Penny’s Bend Nature Preserve is a natural area owned by the U.S. Army Corps of Engineers and managed by the N.C. Botanical Garden. This 84-acre preserve is a peninsula, bounded on 3 sides by the Eno River as it flows eastward towards Falls Lake. Penny’s Bend supports rare plant species, a distinctive type of forest, and human sculpted open space. We hope you will visit and enjoy Penny’s Bend throughout the year.
The underlying rock creates the unique character of this preserve. The bend which gave the name to this area was formed by the Eno River’s eastward flow, which, over time, wore away a hillside of exposed, smooth, dark gray boulders, creating a geological formation know as a diabase sill.
Diabase is a type of igneous rock that forms when molten rock intrudes into cracks and fissures below the earth’s surface. The sill is the actual structure of the igneous intrusion, in this case, a horizontal layer of diabase rock. This sill was formed about 225 million years ago when the continents were separating to form the Atlantic Ocean.
The intrusive volcanic rock is hard and very resistant to erosion, compared to the surrounding Triassic sedimentary rocks. Consequently, the Eno River is deflected and turns southward, flowing around the diabase backbone of Penny’s Bend. As the Eno encounters softer material, it flows eastward, and finally, northward, forming the eastern boundary of the Preserve.
For more info about the geology of Penny’s Bend, please visit the N.C. Geological Survey’s “A Geological Adventure Along the Eno River“.
The unique plants of Penny’s Bend grow in soils derived from the diabase rock. These soils -Iredell on uplands and Wilkes sandy loam at the base of the slopes- are quite different from typical Piedmont soils. Unlike surrounding acidic or sour soils which have a low pH, Penny’s Bend soils are basic, or sweet, with a high pH. Sweet soil is ideal for certain kinds of plants typically found in other regions of the United States, particularly in the prairies of the Midwest. Blue wild indigo, a handsome member of the bean family with bright blue flowers, and hoary puccoon, a small plant with bright yellow-orange flowers, both grow in Penny’s Bend but are not common in North Carolina, each having fewer than 30 locations in the state.
Many of the unusual plants at Penny’s Bend make excellent perennials for the home garden.
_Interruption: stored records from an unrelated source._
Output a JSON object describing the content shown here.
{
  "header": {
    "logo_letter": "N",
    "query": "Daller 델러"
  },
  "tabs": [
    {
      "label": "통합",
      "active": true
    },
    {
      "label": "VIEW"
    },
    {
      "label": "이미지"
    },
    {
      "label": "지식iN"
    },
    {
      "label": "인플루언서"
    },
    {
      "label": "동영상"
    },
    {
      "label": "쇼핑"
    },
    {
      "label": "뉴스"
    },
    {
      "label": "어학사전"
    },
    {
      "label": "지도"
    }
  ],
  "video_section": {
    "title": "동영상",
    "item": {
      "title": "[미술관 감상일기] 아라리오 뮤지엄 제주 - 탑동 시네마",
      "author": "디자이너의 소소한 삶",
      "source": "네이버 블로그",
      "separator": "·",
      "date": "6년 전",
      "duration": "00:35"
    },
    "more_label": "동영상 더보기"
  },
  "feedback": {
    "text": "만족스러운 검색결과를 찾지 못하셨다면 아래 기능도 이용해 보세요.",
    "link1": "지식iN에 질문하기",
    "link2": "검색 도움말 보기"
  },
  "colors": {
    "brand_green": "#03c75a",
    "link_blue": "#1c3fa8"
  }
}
Experiments at the preserve enable us to learn more about the germination and growth requirements of these beautiful and rare plants.
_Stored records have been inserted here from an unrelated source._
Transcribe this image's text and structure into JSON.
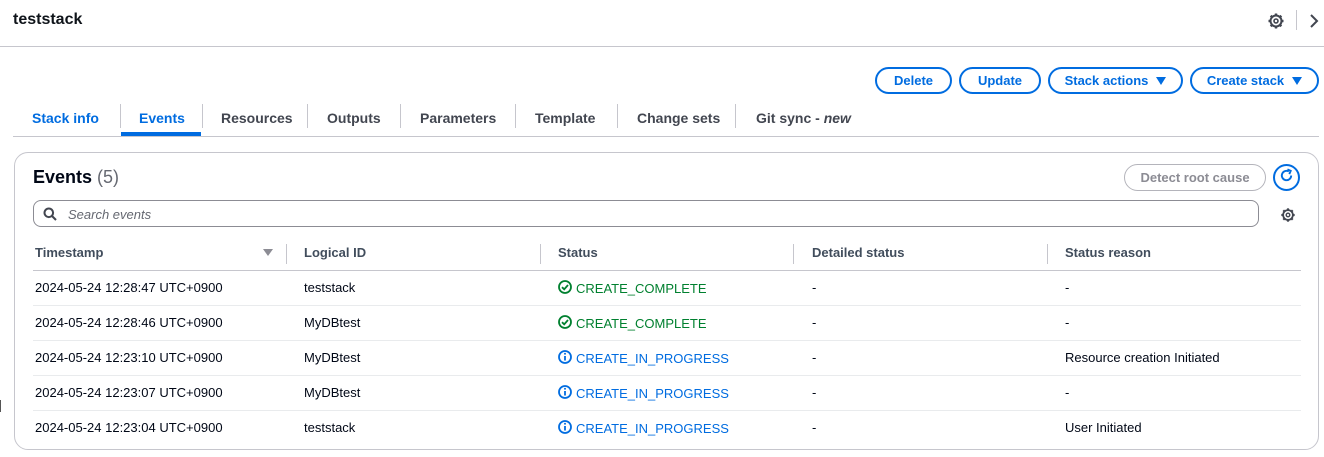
{
  "header": {
    "title": "teststack"
  },
  "actions": {
    "delete": "Delete",
    "update": "Update",
    "stack_actions": "Stack actions",
    "create_stack": "Create stack"
  },
  "tabs": [
    {
      "label": "Stack info"
    },
    {
      "label": "Events"
    },
    {
      "label": "Resources"
    },
    {
      "label": "Outputs"
    },
    {
      "label": "Parameters"
    },
    {
      "label": "Template"
    },
    {
      "label": "Change sets"
    },
    {
      "label": "Git sync",
      "suffix": "new"
    }
  ],
  "events": {
    "title": "Events",
    "count": "(5)",
    "detect_root_cause": "Detect root cause",
    "search_placeholder": "Search events",
    "columns": {
      "timestamp": "Timestamp",
      "logical_id": "Logical ID",
      "status": "Status",
      "detailed_status": "Detailed status",
      "status_reason": "Status reason"
    },
    "rows": [
      {
        "timestamp": "2024-05-24 12:28:47 UTC+0900",
        "logical_id": "teststack",
        "status": "CREATE_COMPLETE",
        "detailed_status": "-",
        "status_reason": "-"
      },
      {
        "timestamp": "2024-05-24 12:28:46 UTC+0900",
        "logical_id": "MyDBtest",
        "status": "CREATE_COMPLETE",
        "detailed_status": "-",
        "status_reason": "-"
      },
      {
        "timestamp": "2024-05-24 12:23:10 UTC+0900",
        "logical_id": "MyDBtest",
        "status": "CREATE_IN_PROGRESS",
        "detailed_status": "-",
        "status_reason": "Resource creation Initiated"
      },
      {
        "timestamp": "2024-05-24 12:23:07 UTC+0900",
        "logical_id": "MyDBtest",
        "status": "CREATE_IN_PROGRESS",
        "detailed_status": "-",
        "status_reason": "-"
      },
      {
        "timestamp": "2024-05-24 12:23:04 UTC+0900",
        "logical_id": "teststack",
        "status": "CREATE_IN_PROGRESS",
        "detailed_status": "-",
        "status_reason": "User Initiated"
      }
    ]
  },
  "colors": {
    "accent": "#006ce0",
    "success": "#00802f",
    "text": "#000716",
    "border": "#c6c6cd"
  },
  "icons": {
    "settings": "gear-icon",
    "collapse": "chevron-right-icon",
    "search": "search-icon",
    "refresh": "refresh-icon",
    "success": "check-circle-icon",
    "in_progress": "info-circle-icon"
  }
}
A recent inventory of botanicals at Penny’s Bend found more than 461 different plants including those that are unusual.
Remnants of pre-European settlement grasses still exist at the bend and current management efforts are aimed at reestablishing a mature grass prarie. Fire is used as a tool in this effort.
To view a slide show of a recent controlled burn at Penny’s Bend, click here.
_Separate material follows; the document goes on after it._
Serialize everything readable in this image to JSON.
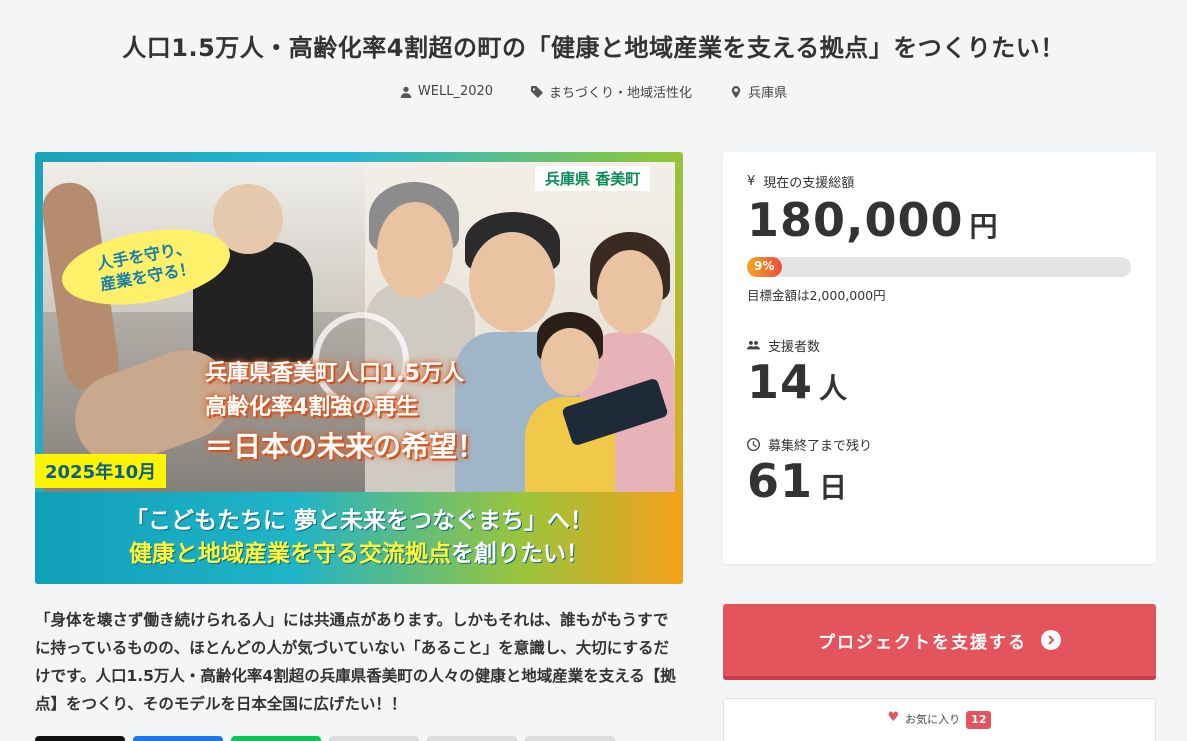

The river, the hardwood forest bordering it, an upland pond, and an open pasture provide many habitats for wildlife. Great blue herons and green herons feed in the river and pond. Mice and shrews living in the pasture are prey for red-tailed and red-shouldered hawks and barred owls. Cottontail rabbits, foxes, deer, raccoons, and a variety of reptiles and amphibians also make their homes in Penny’s Bend. As the surrounding privately owned land becomes more urban in character, many animals living in those areas will be displaced. Hopefully the Falls Reservoir lands and the protected park lands along the Eno river will become a sanctuary for some of these displaced wild animals.
In 1890 Paul C. Cameron commissioned D. G. McDuffie to map his plantations, Stagville, Fairntosh, and Snow Hill. Within the Snow Hill properties on that map, the curious peninsula on the Eno River was designated Penny’s Bend, and this is the only documentation of the name that has persisted by word of mouth to the present. Penny was probably a family name, but we still do not know who Penny was, nor why this large meander was given that name. In 1836 Duncan Cameron, Paul’s father, built Cameron’s Mill- a grist and sawmill by the small waterfall and ford on the northeast turn of Penny’s Bend (just upstream from the present Old Oxford Road crossing). Floods repeatedly damaged the mill buildings, resulting in the need for continual repairs. Paul Cameron’s son-in-law, George P. Collins, rented the mill from him and was probably the last to operate it.
Bordered by the River, the rolling grasslands of Penny’s Bend have provided ideal pasturage for livestock from the Cameron’s time to the present. Two hundred years of agricultural and other human uses have made an impact on the ecology, making this a unique and remarkable preserve.